A heartbeat static and stick.
Grease the wheels and grease them quick.
Touched and run, in the citrus sun.
Fingers all high fives, thumbs like guns.
The void is waiting, a sickly breath.
Cold on clinical, the smell of death.
A rumble, stumble, fumble please.
Shake and slither on your knees.
Electioneering, ECG.
Hold your breath.
Drink your coffee.

Lune à l’esprit

These moments, like pearls on silver lips.
Gently spun and mouthed in wonder.
Consumed by the burning fire of solar saturation.
A golden treasure that I can sit beneath.
Counting coins and constellations.
Never equalling my love for you.
We are but pieces of a shattered moon.
That fell to earth when the world was sleeping.

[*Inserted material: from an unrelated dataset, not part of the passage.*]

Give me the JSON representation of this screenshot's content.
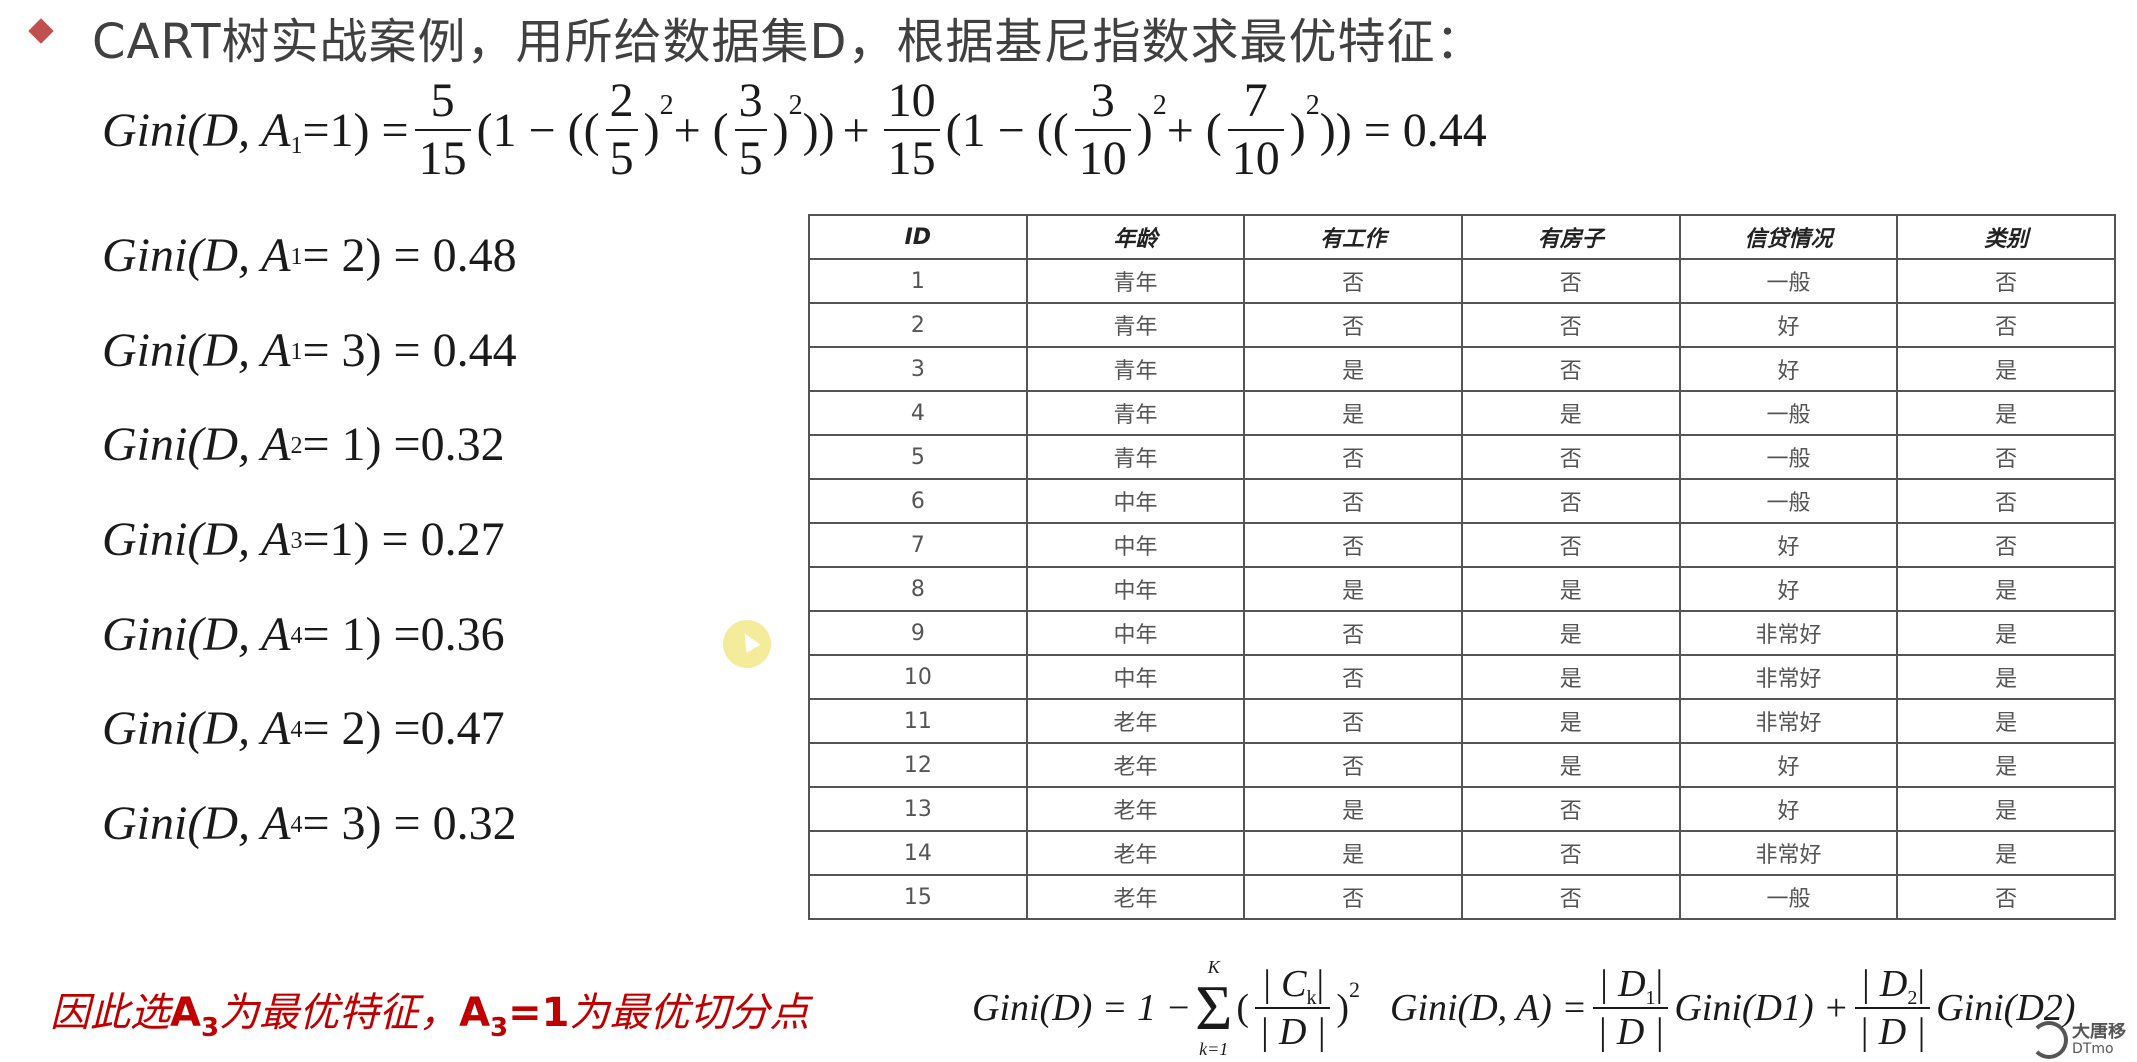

They never knew how I kissed you, pioneered your love.
Discoverer. Sweet foreign terrain.
Unknown to them in the quietness above.
We are blank space and white noise in their muddled worlds.
Silent, like the dawn.
Tiptoe with me now, to the edge of the unknown.
These transparent moments.
Into the corner of god’s pocket.
Un-stitching fabric and time, eager to breathe the space of the infinite.
And air that sets my soul alight.
Burning the past and dancing on the surface.
Of a moon that those below can only howl at.